Improving Factuality and Reasoning in Language Models through Multiagent Debate
Published: April 3, 2024
Paper Title: Improving Factuality and Reasoning in Language Models through Multiagent Debate
Link to Paper: https://arxiv.org/abs/2305.14325
Date: 23. May 2023
Paper Type: NLP, LLM, RL, LLM-Agents
Short Abstract:
This paper investigates the usage of multiple LLMs as agent that debate between each other, to improve the quality of responses and reduce hallucinations.
1. Introduction
There have been done much research into how to increase the capabilities of LLMs and increase their responses in quality and accuracy. But much of the research has focused on how to improve a single LLM or a single mind.
In this paper, the authors instead propose an approach based on The Society of Mind and multi-agents setting, where multiple LLM instances debate each other responses and their reasoning steps. Specifically, given a query, multiple instances of a LLM generate and output to query and then each instance reads an critics the responses of all the other models.

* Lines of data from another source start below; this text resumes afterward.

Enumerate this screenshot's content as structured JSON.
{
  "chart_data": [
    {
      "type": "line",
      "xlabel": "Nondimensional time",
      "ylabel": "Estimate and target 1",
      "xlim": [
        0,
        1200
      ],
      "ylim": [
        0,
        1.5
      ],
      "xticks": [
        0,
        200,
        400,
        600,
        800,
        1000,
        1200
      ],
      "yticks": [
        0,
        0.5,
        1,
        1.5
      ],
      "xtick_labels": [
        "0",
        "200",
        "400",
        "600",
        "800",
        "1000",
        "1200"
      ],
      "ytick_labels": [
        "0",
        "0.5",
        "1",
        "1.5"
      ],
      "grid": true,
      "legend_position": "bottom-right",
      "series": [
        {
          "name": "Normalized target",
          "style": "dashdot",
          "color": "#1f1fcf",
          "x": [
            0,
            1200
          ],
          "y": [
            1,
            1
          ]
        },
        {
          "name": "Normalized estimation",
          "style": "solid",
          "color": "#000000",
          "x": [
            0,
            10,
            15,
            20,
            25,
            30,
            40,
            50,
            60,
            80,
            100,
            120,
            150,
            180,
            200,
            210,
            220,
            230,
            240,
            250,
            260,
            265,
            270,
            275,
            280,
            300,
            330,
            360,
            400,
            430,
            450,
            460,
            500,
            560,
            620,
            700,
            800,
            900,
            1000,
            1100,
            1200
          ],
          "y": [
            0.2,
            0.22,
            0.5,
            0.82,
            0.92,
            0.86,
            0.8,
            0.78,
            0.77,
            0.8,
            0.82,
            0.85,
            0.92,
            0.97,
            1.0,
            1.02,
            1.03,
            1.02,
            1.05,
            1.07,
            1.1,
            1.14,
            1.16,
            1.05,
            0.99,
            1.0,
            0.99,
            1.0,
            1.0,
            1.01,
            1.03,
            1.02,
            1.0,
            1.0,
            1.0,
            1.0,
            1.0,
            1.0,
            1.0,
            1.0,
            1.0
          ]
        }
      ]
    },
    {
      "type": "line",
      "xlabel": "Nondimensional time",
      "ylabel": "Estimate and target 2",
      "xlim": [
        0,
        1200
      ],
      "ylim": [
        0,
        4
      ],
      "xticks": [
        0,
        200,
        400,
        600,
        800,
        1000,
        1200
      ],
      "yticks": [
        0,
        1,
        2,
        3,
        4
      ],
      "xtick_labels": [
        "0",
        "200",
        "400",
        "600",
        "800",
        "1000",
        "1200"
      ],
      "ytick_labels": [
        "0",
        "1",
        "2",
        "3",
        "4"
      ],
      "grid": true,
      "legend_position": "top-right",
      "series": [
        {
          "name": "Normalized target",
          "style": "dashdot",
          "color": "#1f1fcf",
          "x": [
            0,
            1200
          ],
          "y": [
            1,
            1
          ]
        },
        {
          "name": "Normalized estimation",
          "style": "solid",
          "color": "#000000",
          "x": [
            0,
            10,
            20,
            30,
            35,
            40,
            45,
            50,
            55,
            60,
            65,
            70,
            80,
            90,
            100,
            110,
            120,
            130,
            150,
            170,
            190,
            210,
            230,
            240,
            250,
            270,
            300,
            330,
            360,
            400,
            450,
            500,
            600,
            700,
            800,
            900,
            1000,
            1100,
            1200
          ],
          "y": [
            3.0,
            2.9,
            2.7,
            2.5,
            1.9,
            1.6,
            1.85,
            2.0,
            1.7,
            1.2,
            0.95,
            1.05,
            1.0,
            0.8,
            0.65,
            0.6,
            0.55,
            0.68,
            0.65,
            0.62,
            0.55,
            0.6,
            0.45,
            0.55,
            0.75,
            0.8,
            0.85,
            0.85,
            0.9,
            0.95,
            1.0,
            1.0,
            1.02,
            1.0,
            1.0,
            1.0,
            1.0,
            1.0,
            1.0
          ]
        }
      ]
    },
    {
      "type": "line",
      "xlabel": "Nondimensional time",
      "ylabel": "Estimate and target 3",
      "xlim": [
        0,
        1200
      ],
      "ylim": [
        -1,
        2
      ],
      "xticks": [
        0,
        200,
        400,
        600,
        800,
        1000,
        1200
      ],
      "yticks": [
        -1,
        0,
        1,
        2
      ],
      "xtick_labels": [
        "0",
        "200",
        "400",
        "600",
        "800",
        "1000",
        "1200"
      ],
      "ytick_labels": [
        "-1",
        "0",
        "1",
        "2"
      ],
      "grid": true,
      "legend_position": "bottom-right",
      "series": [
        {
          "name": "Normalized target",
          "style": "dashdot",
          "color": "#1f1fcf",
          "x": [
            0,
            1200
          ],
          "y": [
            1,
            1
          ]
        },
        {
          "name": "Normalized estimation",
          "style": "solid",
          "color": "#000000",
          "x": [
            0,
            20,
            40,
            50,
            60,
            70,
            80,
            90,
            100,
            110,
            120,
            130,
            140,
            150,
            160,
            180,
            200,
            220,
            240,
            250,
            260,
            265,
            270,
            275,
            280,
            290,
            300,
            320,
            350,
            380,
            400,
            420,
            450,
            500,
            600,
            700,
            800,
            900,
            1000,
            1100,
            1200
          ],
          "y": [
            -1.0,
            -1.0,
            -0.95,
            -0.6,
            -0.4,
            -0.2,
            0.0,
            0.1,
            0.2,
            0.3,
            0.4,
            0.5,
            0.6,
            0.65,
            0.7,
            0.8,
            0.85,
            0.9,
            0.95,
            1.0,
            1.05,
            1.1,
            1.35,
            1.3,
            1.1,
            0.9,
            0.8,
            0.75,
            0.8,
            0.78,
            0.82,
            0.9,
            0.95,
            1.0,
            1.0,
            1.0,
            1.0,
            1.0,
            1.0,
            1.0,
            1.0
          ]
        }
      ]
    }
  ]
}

There are multiple other similar approaches like CoT, I wonder how much of the performance gain is through the exact technique they used and how much is because the LLM just get more time to “think”/calculate.
Their method doesn’t need model-internal information, instead it views the LLMs as black box. Which enables the method to be used on LLMs with public interfaces.
To evaluate the accuracy of their method, they introduce a new benchmark called “Biography” in which LLMs need to create biography for famous scientist. This is also helpful to evaluate hallucinations.
2. Language Generation through Multiagent Debate
2.1 Multiagent Generation
When thinking about how a human solves a math problem, we often try multiple different paths to the solution and if they agree all, we can be pretty confident that our solution is correct. Similar when writing a biography, you would take multiple sources into consideration, which can provide different facts, or can confirm each other facts. We take advantage of this for our LLMs.
To imitate the above method, we use multiple instances of LLMS. Each response serves as a thought or source of information.
We first let the LLMs respond to the user query, after which a round of debate is initiated between the agent. Where we concatenate the responses of the different agents, give them as context to the agents and ask them to improve their prior response based on the context, by using the prompt from Figure . This process can be iteratively repeated.
2.2 Consensus in Debates
How can we ensure that our LLMs come to a consensus? The debate can be seen as a multi-agent game, where convergence is not guaranteed.
Experimentally the authors find, that most of the times the LLMs do converge on a single answer.
3. Experiments
3.1 Reasoning
Tasks
They evaluate their methodology on increasingly harder benchmarks:
- Arithmetic, solving simple arithmetic expression.
- GM8K, solving mathematical reasoning tasks.
- Chess Move Prediction, predict the next best chess move.
They compare three different methods:
- Directly producing the output
- Generate and then Self-Reflect on their responses
- Using Multiple agents and majority voting
They evaluate in zero-shot setting and use chatGPT as base model.
In addition they also find that multi-agent generation has compatibility with other methods such as CoT.
3.2 Extracting Information
Tasks
They evaluate their methodology on three different benchmarks:
- Biographies, accurately generating biographies.
- MLMU, for factual knowledge.
- Chess Move Validity, an agent is given a set of next moves and must make a valid one. This investigates hallucinations.
3.3 Ablation Study
Besides ChatGPT they also try Bard as base model and find it also improves the performance of the Bard Model.
4. Conclusion
This paper presents a method to increase the performance of LLMs through debate, they find that the method helps performance in various tasks.